A modelo e sua cruz

No último domingo, a cidade de São Paulo recebeu mais uma edição da 19° Parada do Orgulho LGBT. Uma festa para bastante gente, mas para outros tantos, uma forma de protesto pelo respeito e direitos aos gays, lésbicas, bissexuais e transexuais. E como não poderia faltar uma boa polêmica, a bronca da vez foi contra a modelo Viviany Beleboni.

A modelo transexual desfilou com os peitos a mostra, recoberta de maquiagem imitando machucados e com os braços presos numa cruz, onde haveria o I.N.R.I, sigla em latim para Jesus de Nazareno rei dos judeus, escreveu-se “basta de homofobia”. Ilustrou-se a constante perseguição aos homossexuais, assim como faziam com o povo cristão na antiguidade. Vale lembrar, o Brasil tem uma das maiores taxas de homicídio contra a comunidade LGBT no mundo.

A reação da comunidade cristã e, ainda mais surpreendente, da comunidade LGBT foi de repúdio à cena. Muitos consideram o protesto como desrespeitoso com a fé católica e cristã.

As pessoas escolheram maltratá-la ao invés de ouvi-la, não apenas religiosos fanáticos e homofóbicos, como o próprio público homossexual. E isso foi justamente o que ela tentava dizer ao se colocar crucificada; apesar de não ter cometido crime algum, por ser transsexual, aos olhos dos romanos, merece a cruz.

Porém, o estranho sobre esse episódio é que Beleboni não foi original quanto à ousadia de usar a crucificação como forma de alegoria ou protesto. Definitivamente, foi a mais criticada. Mas não foi a primeira. Seria porque ela é transexual? Pelos seios a mostra? Nenhuma novidade no país da bunda. Então, talvez, procuravam apenas um único motivo para jogarem a primeira pedra. 

Ninguém achou ruim quando a revista Placar crucificou o jogador de futebol Neymar, nem faltaram elogios para o artista plástico cubano, Erik Ravelo, quando crucificou uma escultura de criança nas costas de um boneco em forma de bispo. Beleboni ousou ao usar uma simbologia cristã, ainda assim, a reação contra a modelo foi evidentemente desproporcional.

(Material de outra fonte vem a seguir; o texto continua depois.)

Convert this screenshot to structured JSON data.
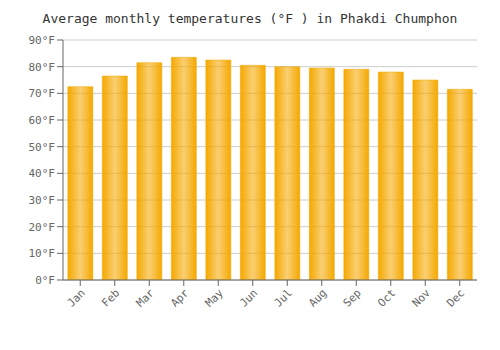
{
  "chart_data": {
    "type": "bar",
    "title": "Average monthly temperatures (°F ) in Phakdi Chumphon",
    "categories": [
      "Jan",
      "Feb",
      "Mar",
      "Apr",
      "May",
      "Jun",
      "Jul",
      "Aug",
      "Sep",
      "Oct",
      "Nov",
      "Dec"
    ],
    "values": [
      72.5,
      76.5,
      81.5,
      83.5,
      82.5,
      80.5,
      80.0,
      79.5,
      79.0,
      78.0,
      75.0,
      71.5
    ],
    "color": "#F5A800",
    "ylim": [
      0,
      90
    ],
    "yticks": [
      {
        "value": 0,
        "label": "0°F"
      },
      {
        "value": 10,
        "label": "10°F"
      },
      {
        "value": 20,
        "label": "20°F"
      },
      {
        "value": 30,
        "label": "30°F"
      },
      {
        "value": 40,
        "label": "40°F"
      },
      {
        "value": 50,
        "label": "50°F"
      },
      {
        "value": 60,
        "label": "60°F"
      },
      {
        "value": 70,
        "label": "70°F"
      },
      {
        "value": 80,
        "label": "80°F"
      },
      {
        "value": 90,
        "label": "90°F"
      }
    ],
    "grid": true
  }
}
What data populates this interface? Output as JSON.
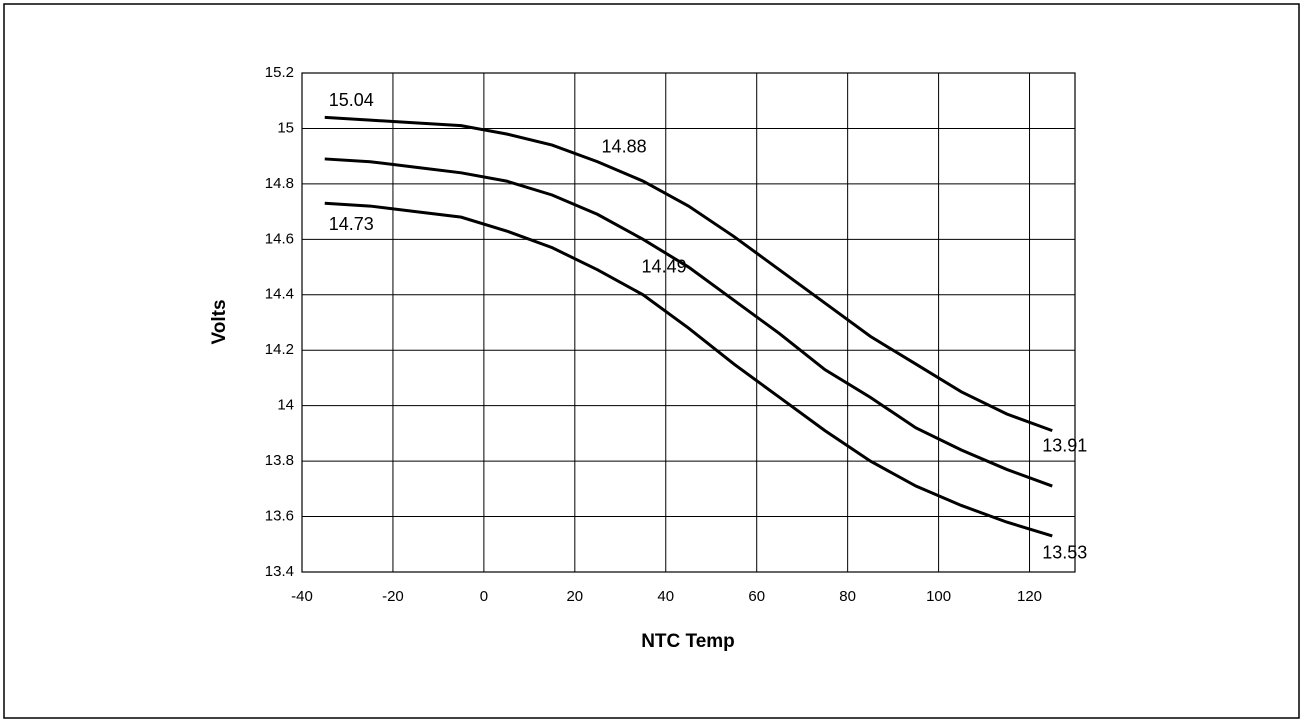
{
  "chart_data": {
    "type": "line",
    "x_label": "NTC Temp",
    "y_label": "Volts",
    "x": [
      -35,
      -25,
      -15,
      -5,
      5,
      15,
      25,
      35,
      45,
      55,
      65,
      75,
      85,
      95,
      105,
      115,
      125
    ],
    "series": [
      {
        "color": "#000000",
        "values": [
          15.04,
          15.03,
          15.02,
          15.01,
          14.98,
          14.94,
          14.88,
          14.81,
          14.72,
          14.61,
          14.49,
          14.37,
          14.25,
          14.15,
          14.05,
          13.97,
          13.91
        ],
        "value_labels": [
          "15.04",
          null,
          null,
          null,
          null,
          null,
          "14.88",
          null,
          null,
          null,
          null,
          null,
          null,
          null,
          null,
          null,
          "13.91"
        ]
      },
      {
        "color": "#000000",
        "values": [
          14.89,
          14.88,
          14.86,
          14.84,
          14.81,
          14.76,
          14.69,
          14.6,
          14.5,
          14.38,
          14.26,
          14.13,
          14.03,
          13.92,
          13.84,
          13.77,
          13.71
        ]
      },
      {
        "color": "#000000",
        "values": [
          14.73,
          14.72,
          14.7,
          14.68,
          14.63,
          14.57,
          14.49,
          14.4,
          14.28,
          14.15,
          14.03,
          13.91,
          13.8,
          13.71,
          13.64,
          13.58,
          13.53
        ],
        "value_labels": [
          "14.73",
          null,
          null,
          null,
          null,
          null,
          "14.49",
          null,
          null,
          null,
          null,
          null,
          null,
          null,
          null,
          null,
          "13.53"
        ]
      }
    ],
    "xlim": [
      -40,
      130
    ],
    "xticks": [
      -40,
      -20,
      0,
      20,
      40,
      60,
      80,
      100,
      120
    ],
    "ylim": [
      13.4,
      15.2
    ],
    "yticks": [
      13.4,
      13.6,
      13.8,
      14,
      14.2,
      14.4,
      14.6,
      14.8,
      15,
      15.2
    ],
    "grid": true
  }
}
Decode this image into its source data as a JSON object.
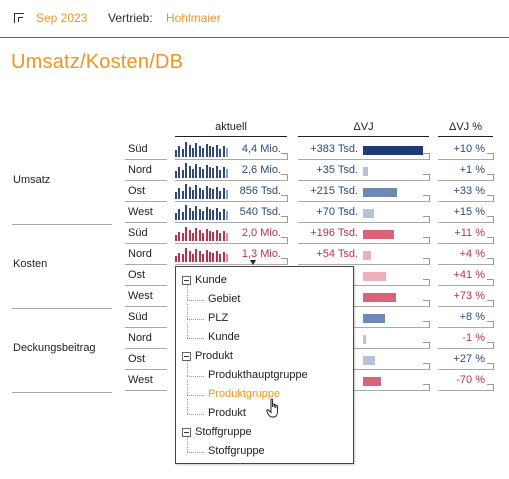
{
  "header": {
    "period": "Sep 2023",
    "vertrieb_label": "Vertrieb:",
    "vertrieb_name": "Hohlmaier"
  },
  "title": "Umsatz/Kosten/DB",
  "columns": {
    "aktuell": "aktuell",
    "dvj": "ΔVJ",
    "dvj_pct": "ΔVJ %"
  },
  "colors": {
    "accent": "#f0941f",
    "umsatz_spark": "#2f4a7a",
    "kosten_spark": "#c0304a",
    "pos_bar": "#6f89b5",
    "pos_bar_strong": "#1f3a78",
    "pos_bar_light": "#b5c2d9",
    "neg_bar": "#d96378",
    "neg_bar_light": "#ecb1bc"
  },
  "groups": [
    {
      "label": "Umsatz",
      "rows": [
        {
          "region": "Süd",
          "value": "4,4 Mio.",
          "delta": "+383 Tsd.",
          "pct": "+10 %",
          "bar": 1.0,
          "bar_color": "pos_bar_strong",
          "tone": "blue"
        },
        {
          "region": "Nord",
          "value": "2,6 Mio.",
          "delta": "+35 Tsd.",
          "pct": "+1 %",
          "bar": 0.09,
          "bar_color": "pos_bar_light",
          "tone": "blue"
        },
        {
          "region": "Ost",
          "value": "856 Tsd.",
          "delta": "+215 Tsd.",
          "pct": "+33 %",
          "bar": 0.56,
          "bar_color": "pos_bar",
          "tone": "blue"
        },
        {
          "region": "West",
          "value": "540 Tsd.",
          "delta": "+70 Tsd.",
          "pct": "+15 %",
          "bar": 0.18,
          "bar_color": "pos_bar_light",
          "tone": "blue"
        }
      ]
    },
    {
      "label": "Kosten",
      "rows": [
        {
          "region": "Süd",
          "value": "2,0 Mio.",
          "delta": "+196 Tsd.",
          "pct": "+11 %",
          "bar": 0.51,
          "bar_color": "neg_bar",
          "tone": "red"
        },
        {
          "region": "Nord",
          "value": "1,3 Mio.",
          "delta": "+54 Tsd.",
          "pct": "+4 %",
          "bar": 0.14,
          "bar_color": "neg_bar_light",
          "tone": "red"
        },
        {
          "region": "Ost",
          "value": "",
          "delta": "",
          "pct": "+41 %",
          "bar": 0.38,
          "bar_color": "neg_bar_light",
          "tone": "red"
        },
        {
          "region": "West",
          "value": "",
          "delta": "",
          "pct": "+73 %",
          "bar": 0.55,
          "bar_color": "neg_bar",
          "tone": "red"
        }
      ]
    },
    {
      "label": "Deckungsbeitrag",
      "rows": [
        {
          "region": "Süd",
          "value": "",
          "delta": "",
          "pct": "+8 %",
          "bar": 0.36,
          "bar_color": "pos_bar",
          "tone": "blue"
        },
        {
          "region": "Nord",
          "value": "",
          "delta": "",
          "pct": "-1 %",
          "bar": 0.03,
          "bar_color": "neg_bar_light",
          "tone": "red"
        },
        {
          "region": "Ost",
          "value": "",
          "delta": "",
          "pct": "+27 %",
          "bar": 0.2,
          "bar_color": "pos_bar_light",
          "tone": "blue"
        },
        {
          "region": "West",
          "value": "",
          "delta": "",
          "pct": "-70 %",
          "bar": 0.3,
          "bar_color": "neg_bar",
          "tone": "red"
        }
      ]
    }
  ],
  "popup": {
    "nodes": [
      {
        "label": "Kunde",
        "level": 0,
        "expanded": true
      },
      {
        "label": "Gebiet",
        "level": 1
      },
      {
        "label": "PLZ",
        "level": 1
      },
      {
        "label": "Kunde",
        "level": 1
      },
      {
        "label": "Produkt",
        "level": 0,
        "expanded": true
      },
      {
        "label": "Produkthauptgruppe",
        "level": 1
      },
      {
        "label": "Produktgruppe",
        "level": 1,
        "hovered": true
      },
      {
        "label": "Produkt",
        "level": 1
      },
      {
        "label": "Stoffgruppe",
        "level": 0,
        "expanded": true
      },
      {
        "label": "Stoffgruppe",
        "level": 1
      }
    ]
  }
}
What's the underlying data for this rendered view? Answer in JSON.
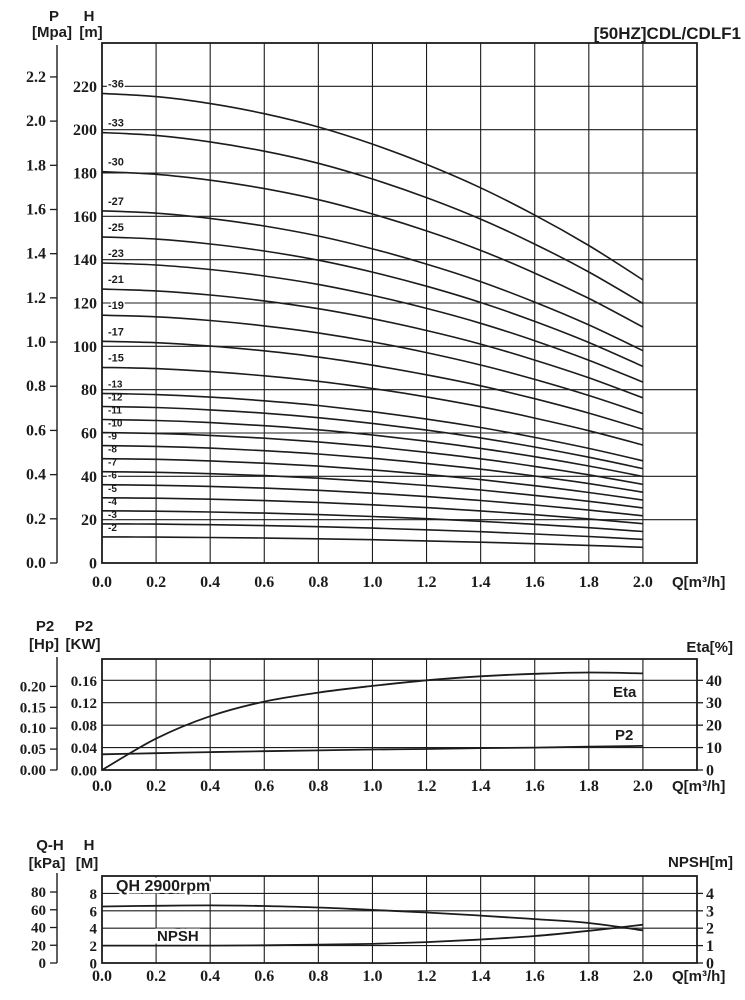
{
  "title": "[50HZ]CDL/CDLF1",
  "colors": {
    "line": "#1c1c1c",
    "background": "#ffffff"
  },
  "chart_data": [
    {
      "id": "head-capacity",
      "type": "line",
      "title": "[50HZ]CDL/CDLF1",
      "xlabel": "Q[m³/h]",
      "xlim": [
        0,
        2.2
      ],
      "x_ticks": [
        "0.0",
        "0.2",
        "0.4",
        "0.6",
        "0.8",
        "1.0",
        "1.2",
        "1.4",
        "1.6",
        "1.8",
        "2.0"
      ],
      "y_left_primary": {
        "name": "P",
        "unit": "[Mpa]",
        "ticks": [
          "0.0",
          "0.2",
          "0.4",
          "0.6",
          "0.8",
          "1.0",
          "1.2",
          "1.4",
          "1.6",
          "1.8",
          "2.0",
          "2.2"
        ]
      },
      "y_left_secondary": {
        "name": "H",
        "unit": "[m]",
        "ticks": [
          "0",
          "20",
          "40",
          "60",
          "80",
          "100",
          "120",
          "140",
          "160",
          "180",
          "200",
          "220"
        ],
        "ylim": [
          0,
          240
        ],
        "grid_step": 20
      },
      "series_model": {
        "q": [
          0,
          0.2,
          0.4,
          0.6,
          0.8,
          1.0,
          1.2,
          1.4,
          1.6,
          1.8,
          2.0
        ],
        "unit_head_m": [
          6.02,
          5.98,
          5.89,
          5.76,
          5.59,
          5.37,
          5.11,
          4.81,
          4.46,
          4.07,
          3.63
        ],
        "stages": [
          2,
          3,
          4,
          5,
          6,
          7,
          8,
          9,
          10,
          11,
          12,
          13,
          15,
          17,
          19,
          21,
          23,
          25,
          27,
          30,
          33,
          36
        ],
        "labels": [
          "-2",
          "-3",
          "-4",
          "-5",
          "-6",
          "-7",
          "-8",
          "-9",
          "-10",
          "-11",
          "-12",
          "-13",
          "-15",
          "-17",
          "-19",
          "-21",
          "-23",
          "-25",
          "-27",
          "-30",
          "-33",
          "-36"
        ],
        "rule": "head_m = stage × unit_head_m at each q"
      }
    },
    {
      "id": "power-efficiency",
      "type": "line",
      "xlabel": "Q[m³/h]",
      "xlim": [
        0,
        2.2
      ],
      "x_ticks": [
        "0.0",
        "0.2",
        "0.4",
        "0.6",
        "0.8",
        "1.0",
        "1.2",
        "1.4",
        "1.6",
        "1.8",
        "2.0"
      ],
      "y_left_primary": {
        "name": "P2",
        "unit": "[Hp]",
        "ticks": [
          "0.00",
          "0.05",
          "0.10",
          "0.15",
          "0.20"
        ]
      },
      "y_left_secondary": {
        "name": "P2",
        "unit": "[KW]",
        "ticks": [
          "0.00",
          "0.04",
          "0.08",
          "0.12",
          "0.16"
        ],
        "ylim": [
          0,
          0.198
        ],
        "grid_step": 0.04
      },
      "y_right": {
        "label": "Eta[%]",
        "ticks": [
          "0",
          "10",
          "20",
          "30",
          "40"
        ]
      },
      "series": [
        {
          "name": "Eta",
          "unit": "%",
          "label": "Eta",
          "q": [
            0,
            0.2,
            0.4,
            0.6,
            0.8,
            1.0,
            1.2,
            1.4,
            1.6,
            1.8,
            2.0
          ],
          "values": [
            0,
            14,
            24,
            30.5,
            34.5,
            37.5,
            40,
            41.8,
            42.9,
            43.5,
            43.1
          ]
        },
        {
          "name": "P2",
          "unit": "KW",
          "label": "P2",
          "q": [
            0,
            0.2,
            0.4,
            0.6,
            0.8,
            1.0,
            1.2,
            1.4,
            1.6,
            1.8,
            2.0
          ],
          "values": [
            0.028,
            0.03,
            0.032,
            0.0335,
            0.035,
            0.0365,
            0.0375,
            0.039,
            0.04,
            0.0415,
            0.043
          ]
        }
      ]
    },
    {
      "id": "qh-npsh",
      "type": "line",
      "xlabel": "Q[m³/h]",
      "xlim": [
        0,
        2.2
      ],
      "x_ticks": [
        "0.0",
        "0.2",
        "0.4",
        "0.6",
        "0.8",
        "1.0",
        "1.2",
        "1.4",
        "1.6",
        "1.8",
        "2.0"
      ],
      "y_left_primary": {
        "name": "Q-H",
        "unit": "[kPa]",
        "ticks": [
          "0",
          "20",
          "40",
          "60",
          "80"
        ]
      },
      "y_left_secondary": {
        "name": "H",
        "unit": "[M]",
        "ticks": [
          "0",
          "2",
          "4",
          "6",
          "8"
        ],
        "ylim": [
          0,
          10
        ],
        "grid_step": 2
      },
      "y_right": {
        "label": "NPSH[m]",
        "ticks": [
          "0",
          "1",
          "2",
          "3",
          "4"
        ]
      },
      "series": [
        {
          "name": "QH",
          "unit": "m",
          "label": "QH 2900rpm",
          "q": [
            0,
            0.2,
            0.4,
            0.6,
            0.8,
            1.0,
            1.2,
            1.4,
            1.6,
            1.8,
            2.0
          ],
          "values": [
            6.5,
            6.58,
            6.62,
            6.55,
            6.38,
            6.1,
            5.8,
            5.45,
            5.05,
            4.6,
            3.75
          ]
        },
        {
          "name": "NPSH",
          "unit": "m",
          "label": "NPSH",
          "q": [
            0,
            0.2,
            0.4,
            0.6,
            0.8,
            1.0,
            1.2,
            1.4,
            1.6,
            1.8,
            2.0
          ],
          "values": [
            1.0,
            1.0,
            1.0,
            1.02,
            1.05,
            1.1,
            1.2,
            1.35,
            1.55,
            1.85,
            2.2
          ]
        }
      ]
    }
  ]
}
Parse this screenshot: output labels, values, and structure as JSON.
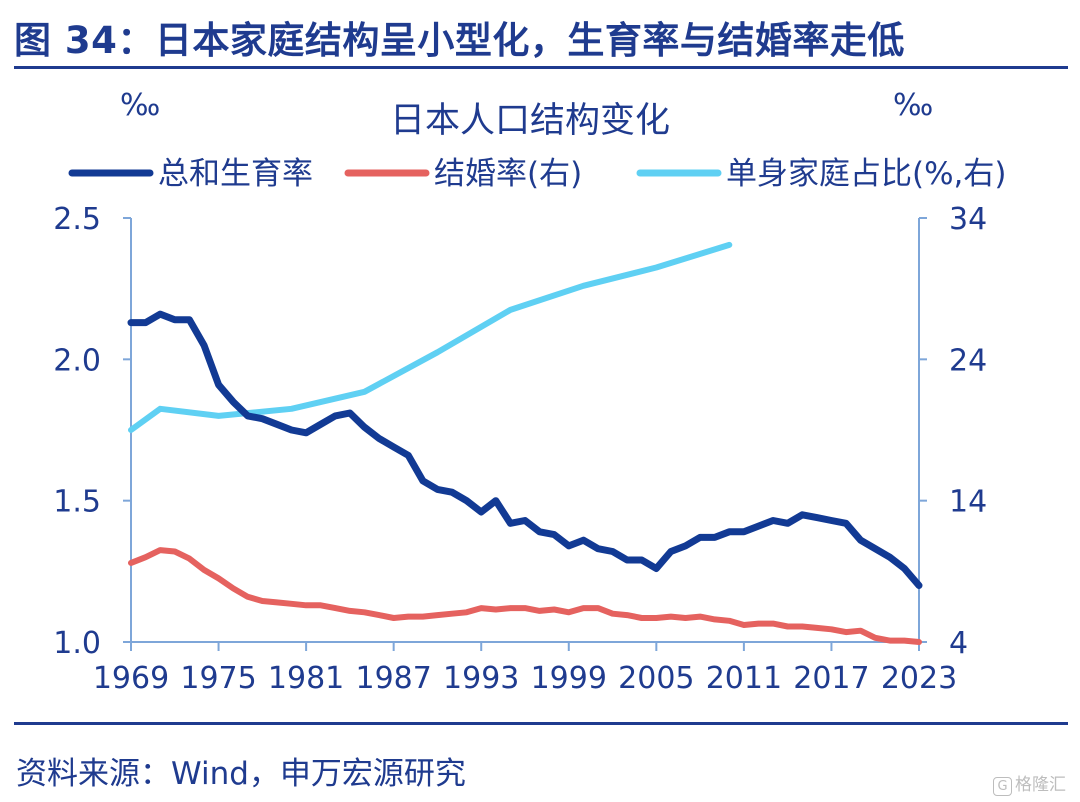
{
  "figure": {
    "title": "图 34：日本家庭结构呈小型化，生育率与结婚率走低",
    "source": "资料来源：Wind，申万宏源研究",
    "watermark": "格隆汇"
  },
  "colors": {
    "brand": "#1f3b8f",
    "fertility": "#123a94",
    "marriage": "#e5625f",
    "single_household": "#5fd0f3",
    "axis": "#7ea6d9"
  },
  "chart_data": {
    "type": "line",
    "title": "日本人口结构变化",
    "left_unit": "‰",
    "right_unit": "‰",
    "ylim_left": [
      1.0,
      2.5
    ],
    "ylim_right": [
      4,
      34
    ],
    "yticks_left": [
      "1.0",
      "1.5",
      "2.0",
      "2.5"
    ],
    "yticks_right": [
      "4",
      "14",
      "24",
      "34"
    ],
    "xlim": [
      1969,
      2023
    ],
    "xticks": [
      "1969",
      "1975",
      "1981",
      "1987",
      "1993",
      "1999",
      "2005",
      "2011",
      "2017",
      "2023"
    ],
    "grid": false,
    "legend_position": "top",
    "series": [
      {
        "name": "总和生育率",
        "axis": "left",
        "color": "#123a94",
        "x": [
          1969,
          1970,
          1971,
          1972,
          1973,
          1974,
          1975,
          1976,
          1977,
          1978,
          1979,
          1980,
          1981,
          1982,
          1983,
          1984,
          1985,
          1986,
          1987,
          1988,
          1989,
          1990,
          1991,
          1992,
          1993,
          1994,
          1995,
          1996,
          1997,
          1998,
          1999,
          2000,
          2001,
          2002,
          2003,
          2004,
          2005,
          2006,
          2007,
          2008,
          2009,
          2010,
          2011,
          2012,
          2013,
          2014,
          2015,
          2016,
          2017,
          2018,
          2019,
          2020,
          2021,
          2022,
          2023
        ],
        "values": [
          2.13,
          2.13,
          2.16,
          2.14,
          2.14,
          2.05,
          1.91,
          1.85,
          1.8,
          1.79,
          1.77,
          1.75,
          1.74,
          1.77,
          1.8,
          1.81,
          1.76,
          1.72,
          1.69,
          1.66,
          1.57,
          1.54,
          1.53,
          1.5,
          1.46,
          1.5,
          1.42,
          1.43,
          1.39,
          1.38,
          1.34,
          1.36,
          1.33,
          1.32,
          1.29,
          1.29,
          1.26,
          1.32,
          1.34,
          1.37,
          1.37,
          1.39,
          1.39,
          1.41,
          1.43,
          1.42,
          1.45,
          1.44,
          1.43,
          1.42,
          1.36,
          1.33,
          1.3,
          1.26,
          1.2
        ]
      },
      {
        "name": "结婚率(右)",
        "axis": "right",
        "color": "#e5625f",
        "x": [
          1969,
          1970,
          1971,
          1972,
          1973,
          1974,
          1975,
          1976,
          1977,
          1978,
          1979,
          1980,
          1981,
          1982,
          1983,
          1984,
          1985,
          1986,
          1987,
          1988,
          1989,
          1990,
          1991,
          1992,
          1993,
          1994,
          1995,
          1996,
          1997,
          1998,
          1999,
          2000,
          2001,
          2002,
          2003,
          2004,
          2005,
          2006,
          2007,
          2008,
          2009,
          2010,
          2011,
          2012,
          2013,
          2014,
          2015,
          2016,
          2017,
          2018,
          2019,
          2020,
          2021,
          2022,
          2023
        ],
        "values": [
          9.6,
          10.0,
          10.5,
          10.4,
          9.9,
          9.1,
          8.5,
          7.8,
          7.2,
          6.9,
          6.8,
          6.7,
          6.6,
          6.6,
          6.4,
          6.2,
          6.1,
          5.9,
          5.7,
          5.8,
          5.8,
          5.9,
          6.0,
          6.1,
          6.4,
          6.3,
          6.4,
          6.4,
          6.2,
          6.3,
          6.1,
          6.4,
          6.4,
          6.0,
          5.9,
          5.7,
          5.7,
          5.8,
          5.7,
          5.8,
          5.6,
          5.5,
          5.2,
          5.3,
          5.3,
          5.1,
          5.1,
          5.0,
          4.9,
          4.7,
          4.8,
          4.3,
          4.1,
          4.1,
          4.0
        ]
      },
      {
        "name": "单身家庭占比(%,右)",
        "axis": "right",
        "color": "#5fd0f3",
        "x": [
          1969,
          1971,
          1975,
          1980,
          1985,
          1990,
          1995,
          2000,
          2005,
          2010
        ],
        "values": [
          19.0,
          20.5,
          20.0,
          20.5,
          21.7,
          24.5,
          27.5,
          29.2,
          30.5,
          32.1
        ]
      }
    ]
  }
}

Admira-se a falta de interpretação do brasileiro, um sujeito (perdoem as generalizações) que não lê, não faz grandes análises políticas, não participa da vida pública e ainda julga mal. Era esperado, pelo menos da comunidade a qual a modelo protesta por direitos, o mínimo de discernimento entre alhos e bugalhos, mas os próprios oprimidos dividiram-se, tamanho o dano de uma sociedade absolutamente despreparada para a reflexão.

Deputados BBB já levantaram as tochas, projeto de lei contra a “cristofobia” apareceu na segunda-feira após a Parada, chamando protestos dessa natureza de crime hediondo. Porém, tortura seguida de morte, como acontece todos os dias no país, não falam.

A modelo Viviany Beleboni acertou ao escancarar uma realidade da comunidade LGBT, mas errou quando achou que as pessoas são capazes de refletirem diante de uma imagem forte. E mais, errou quando pensou que poderia figurar-se de vitima, o que realmente ela é, em um país que só procurava um bom motivo para crucificar o transexual, o gay, a lésbica, o travesti, o negro, o metroviário, o professor, etc etc… Passamos por momentos sombrios, sem dúvida.